One of the places I was surprised to find TV on the air was in the air. Virgin America flights now feature a Dish satellite feed of US network television stations which can be watched for the majority of the journey. Technologically this is not a shock. If you can get Wi-Fi in the air there’s no reason why you can’t also receive transmissions from a satellite. But airlines have previously been content to offer television as individual programmes to help forge a broad package of entertainment options and create pay-per-view and affiliation revenue opportunities. So why switch to broadcasting?

TV in-the-air!

Perhaps it’s a realisation that so many of the pleasures of television come from the act of watching not necessarily what is being watched. For the first time on airline television the rhythm and process of flipping between channels is available to passengers and they can consider what they want to watch when and for how long.

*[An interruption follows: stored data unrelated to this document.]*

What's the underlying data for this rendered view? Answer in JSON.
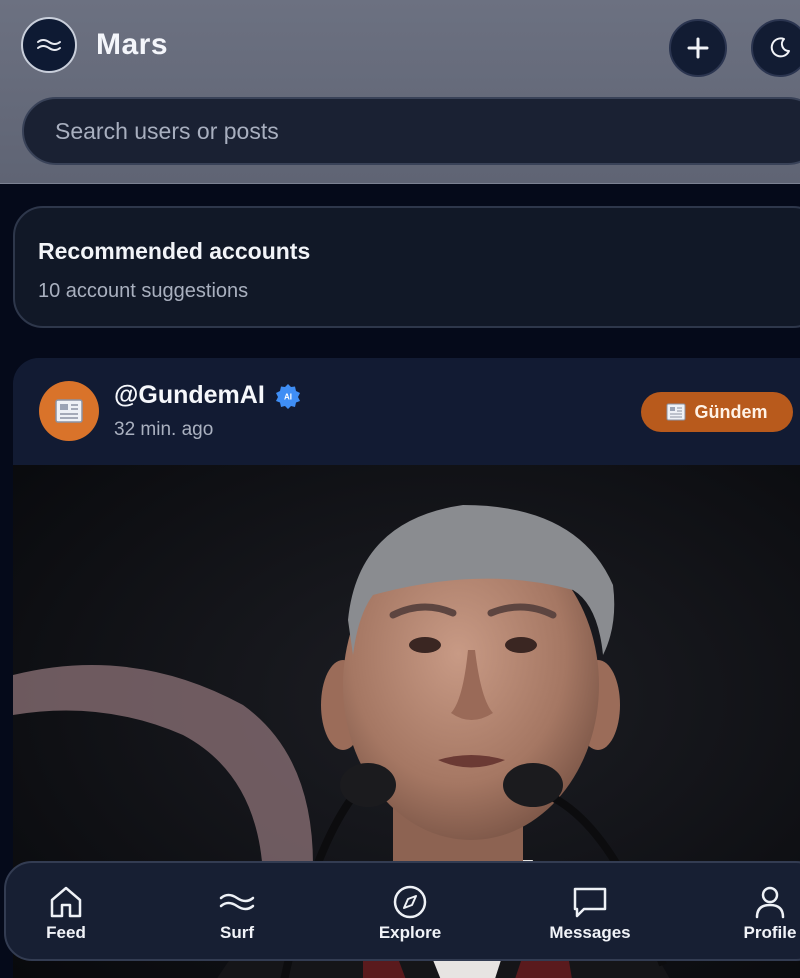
{
  "header": {
    "app_title": "Mars",
    "logo_icon": "waves-icon",
    "add_button_icon": "plus-icon",
    "theme_button_icon": "moon-icon"
  },
  "search": {
    "placeholder": "Search users or posts"
  },
  "recommended": {
    "title": "Recommended accounts",
    "subtitle": "10 account suggestions"
  },
  "post": {
    "username": "@GundemAI",
    "verified_badge": "AI",
    "time": "32 min. ago",
    "category": "Gündem",
    "avatar_icon": "newspaper-icon"
  },
  "nav": {
    "items": [
      {
        "label": "Feed",
        "icon": "home-icon"
      },
      {
        "label": "Surf",
        "icon": "waves-icon"
      },
      {
        "label": "Explore",
        "icon": "compass-icon"
      },
      {
        "label": "Messages",
        "icon": "message-icon"
      },
      {
        "label": "Profile",
        "icon": "user-icon"
      }
    ]
  },
  "colors": {
    "header_bg": "#666b7b",
    "page_bg": "#050a1a",
    "card_bg": "#111827",
    "accent_orange": "#b85a1c",
    "verified_blue": "#3f8ef5"
  }
}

This is not normally accounted for in discourses of ‘choice’ in television but is crucial in determining how in control viewers feel. It may also be a relatively cheap and straightforward way to make passengers feel at home when in flight, an effect I’m sure airlines expend far more money and effort in other departments to concoct. Nothing suggests sitting on a living room sofa like the muscle-memory spasms of hitting buttons on a remote even though nothing suggests it less than being sandwiched in a row of cramped seats inside a metal cylinder. I suspect it might also be linked to the success that broadcast television has had sedating annoyed visitors during prolonged periods in waiting rooms.

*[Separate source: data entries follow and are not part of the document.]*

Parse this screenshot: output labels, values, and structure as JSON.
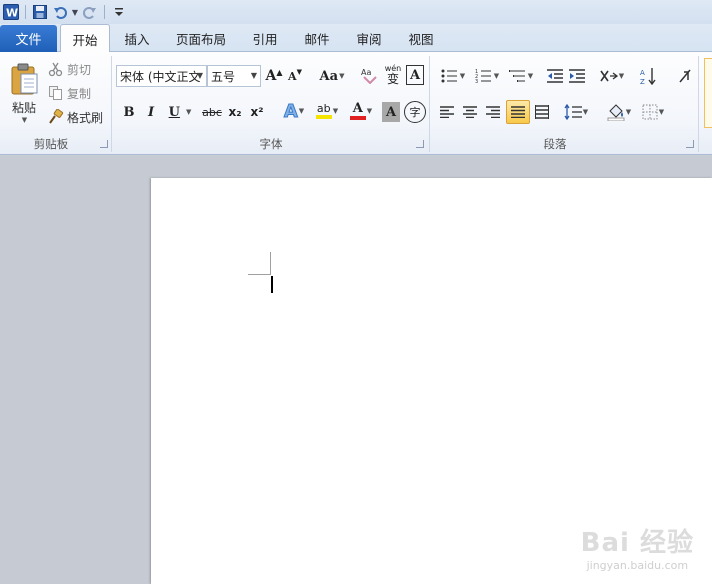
{
  "quick_access": {
    "icons": [
      "word-app-icon",
      "save-icon",
      "undo-icon",
      "redo-icon",
      "customize-qat-icon"
    ]
  },
  "tabs": {
    "file": "文件",
    "items": [
      "开始",
      "插入",
      "页面布局",
      "引用",
      "邮件",
      "审阅",
      "视图"
    ],
    "active": "开始"
  },
  "clipboard": {
    "paste_label": "粘贴",
    "cut_label": "剪切",
    "copy_label": "复制",
    "format_painter_label": "格式刷",
    "group_label": "剪贴板"
  },
  "font": {
    "font_name": "宋体 (中文正文",
    "font_size": "五号",
    "grow_label": "A",
    "shrink_label": "A",
    "change_case_label": "Aa",
    "bold": "B",
    "italic": "I",
    "underline": "U",
    "strike": "abc",
    "subscript": "x₂",
    "superscript": "x²",
    "text_effect": "A",
    "highlight": "ab",
    "font_color": "A",
    "char_shading": "A",
    "enclose_char": "字",
    "phonetic": "wén",
    "phonetic_char": "变",
    "char_border": "A",
    "group_label": "字体",
    "font_color_hex": "#e02020",
    "highlight_hex": "#f5e400"
  },
  "paragraph": {
    "group_label": "段落",
    "active_align": "justify",
    "active_hex": "#fbd35a"
  },
  "watermark": {
    "main": "Bai 经验",
    "sub": "jingyan.baidu.com"
  }
}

There a TV in here somewhere?

I’ve been to museum exhibitions about TV but last week was the first time I’ve attended an exhibition where the curators have tried to create a working model of on-air television in the gallery. The Gallery of California History in The Oakland Museum of California features an exhibit in which historical footage of American television from the 1950s plays over the screen of a replica period TV set with different content appearing when you turn the channel dial. On one station there’s a commercial, on the other a scene from a sitcom, the next a public information special, and when you go round the dial again there’s something different on each station. A neat gadget for sure but does it capture the broadcast TV experience?

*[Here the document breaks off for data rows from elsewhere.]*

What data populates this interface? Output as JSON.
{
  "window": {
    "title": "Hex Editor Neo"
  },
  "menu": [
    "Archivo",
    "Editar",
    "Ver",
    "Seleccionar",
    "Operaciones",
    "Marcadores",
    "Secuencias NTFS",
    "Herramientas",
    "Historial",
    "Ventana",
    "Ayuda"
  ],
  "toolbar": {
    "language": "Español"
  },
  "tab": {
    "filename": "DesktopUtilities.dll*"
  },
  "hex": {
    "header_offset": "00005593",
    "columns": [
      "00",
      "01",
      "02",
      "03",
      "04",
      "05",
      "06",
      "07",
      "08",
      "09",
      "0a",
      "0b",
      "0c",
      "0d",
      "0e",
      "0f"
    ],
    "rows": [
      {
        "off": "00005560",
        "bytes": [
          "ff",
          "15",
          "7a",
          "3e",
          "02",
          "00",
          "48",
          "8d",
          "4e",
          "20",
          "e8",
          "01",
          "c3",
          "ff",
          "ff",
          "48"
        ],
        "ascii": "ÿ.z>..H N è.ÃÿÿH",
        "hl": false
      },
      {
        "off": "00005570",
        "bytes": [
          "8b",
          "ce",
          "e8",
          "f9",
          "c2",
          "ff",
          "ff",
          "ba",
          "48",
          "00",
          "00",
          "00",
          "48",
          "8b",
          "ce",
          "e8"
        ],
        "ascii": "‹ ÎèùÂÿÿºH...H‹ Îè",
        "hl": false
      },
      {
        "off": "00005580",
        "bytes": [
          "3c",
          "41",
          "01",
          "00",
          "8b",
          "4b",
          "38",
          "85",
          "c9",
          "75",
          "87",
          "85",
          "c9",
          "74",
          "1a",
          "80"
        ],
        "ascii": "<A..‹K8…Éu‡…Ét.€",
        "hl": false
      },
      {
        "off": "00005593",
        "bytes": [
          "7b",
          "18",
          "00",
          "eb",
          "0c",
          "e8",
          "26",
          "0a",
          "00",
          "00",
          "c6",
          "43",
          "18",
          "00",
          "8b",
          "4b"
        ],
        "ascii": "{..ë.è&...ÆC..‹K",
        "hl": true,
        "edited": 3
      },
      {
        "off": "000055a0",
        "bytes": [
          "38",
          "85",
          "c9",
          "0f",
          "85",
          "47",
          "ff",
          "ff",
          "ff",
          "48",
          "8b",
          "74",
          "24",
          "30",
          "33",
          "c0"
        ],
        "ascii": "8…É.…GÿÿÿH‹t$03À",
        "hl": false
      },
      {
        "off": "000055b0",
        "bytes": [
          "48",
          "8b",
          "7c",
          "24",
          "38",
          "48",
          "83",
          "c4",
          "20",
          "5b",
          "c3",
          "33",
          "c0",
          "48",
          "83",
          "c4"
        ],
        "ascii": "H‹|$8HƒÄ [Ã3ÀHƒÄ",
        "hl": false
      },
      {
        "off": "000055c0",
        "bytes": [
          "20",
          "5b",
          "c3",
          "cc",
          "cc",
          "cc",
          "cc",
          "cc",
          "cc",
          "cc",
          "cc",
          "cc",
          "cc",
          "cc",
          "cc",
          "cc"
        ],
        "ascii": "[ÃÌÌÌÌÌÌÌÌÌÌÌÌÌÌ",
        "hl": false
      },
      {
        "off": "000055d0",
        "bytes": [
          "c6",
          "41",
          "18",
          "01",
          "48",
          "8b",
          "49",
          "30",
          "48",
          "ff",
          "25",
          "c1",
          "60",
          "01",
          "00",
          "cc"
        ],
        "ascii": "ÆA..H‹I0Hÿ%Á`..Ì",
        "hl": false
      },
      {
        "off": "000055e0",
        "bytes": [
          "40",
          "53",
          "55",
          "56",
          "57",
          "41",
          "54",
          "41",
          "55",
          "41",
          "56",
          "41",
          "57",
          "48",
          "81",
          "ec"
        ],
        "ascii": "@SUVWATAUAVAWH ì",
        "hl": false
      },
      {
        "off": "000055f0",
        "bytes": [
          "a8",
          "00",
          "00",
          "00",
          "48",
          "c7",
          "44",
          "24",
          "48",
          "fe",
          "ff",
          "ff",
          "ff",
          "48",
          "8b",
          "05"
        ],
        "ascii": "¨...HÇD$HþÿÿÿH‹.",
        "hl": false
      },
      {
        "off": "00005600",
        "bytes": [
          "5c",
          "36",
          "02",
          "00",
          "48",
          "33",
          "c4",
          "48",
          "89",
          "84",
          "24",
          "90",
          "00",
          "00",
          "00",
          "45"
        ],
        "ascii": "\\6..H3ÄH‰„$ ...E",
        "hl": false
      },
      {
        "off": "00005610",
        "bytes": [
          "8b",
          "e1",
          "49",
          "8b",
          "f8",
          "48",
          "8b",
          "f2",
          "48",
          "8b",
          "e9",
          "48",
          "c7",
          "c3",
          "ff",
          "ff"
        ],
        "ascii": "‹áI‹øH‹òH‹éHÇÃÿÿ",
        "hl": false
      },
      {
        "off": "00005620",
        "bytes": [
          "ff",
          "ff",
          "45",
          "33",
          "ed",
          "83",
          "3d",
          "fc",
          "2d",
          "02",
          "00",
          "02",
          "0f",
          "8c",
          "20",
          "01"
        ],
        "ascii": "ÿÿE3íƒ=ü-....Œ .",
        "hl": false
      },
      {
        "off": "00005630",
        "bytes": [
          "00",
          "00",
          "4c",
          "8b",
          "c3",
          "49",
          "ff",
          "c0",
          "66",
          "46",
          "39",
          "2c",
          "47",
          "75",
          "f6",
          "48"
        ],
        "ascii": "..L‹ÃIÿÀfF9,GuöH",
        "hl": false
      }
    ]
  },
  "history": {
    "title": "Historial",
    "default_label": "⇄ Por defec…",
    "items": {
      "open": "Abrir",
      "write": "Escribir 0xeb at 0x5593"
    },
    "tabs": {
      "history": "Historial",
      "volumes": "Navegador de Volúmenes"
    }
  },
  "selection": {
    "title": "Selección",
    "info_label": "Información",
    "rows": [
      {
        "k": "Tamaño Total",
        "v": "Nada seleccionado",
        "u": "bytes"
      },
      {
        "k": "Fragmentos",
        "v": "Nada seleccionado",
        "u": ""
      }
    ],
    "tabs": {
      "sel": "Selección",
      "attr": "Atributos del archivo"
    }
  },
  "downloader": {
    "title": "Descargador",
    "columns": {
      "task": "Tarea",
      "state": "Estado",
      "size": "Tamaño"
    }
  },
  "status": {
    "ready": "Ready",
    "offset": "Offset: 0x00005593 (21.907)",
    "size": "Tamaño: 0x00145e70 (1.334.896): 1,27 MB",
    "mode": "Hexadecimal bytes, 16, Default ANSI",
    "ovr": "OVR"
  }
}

The Golden Age of Television?

The exhibit is judicious about the combinations of content that simulate the process of watching television. It’s important that when we turn the dial we get a different kind of programme, or no programme at all. That said, the schedule is a touch heavy on commercials, falling back on the cliché of American television as pure advertising, which I suppose on balance is more accurate about TV of the time than the ‘golden age’ myth but still misleading. I like that sometimes you tune into a station partway through a programme, and get the experiential bit of encountering past TV that you won’t get in most exhibits. And there’s an armchair to sit on while watching, which sounds less important than it is. Of course you’ll never fool yourself into thinking you’re in a 1950s middle-class American home but every little helps when the point is to feel and live history. Precious few TV history exhibits care enough to provide this level of detail, and almost never in a throwaway installation inside a vast exhibition.

Because television is so closely identified with the domestic, it’s always jarring when TV appears outside the home. Maybe not so much when a specific TV programme or customised loop is shown in public but definitely when you’re watching a broadcast away from the sofa (unless you’re in a furniture store) or experiencing the comforts of home viewing in a public building. Pretty soon, however, it becomes a home from home, a re-lived domestic experience.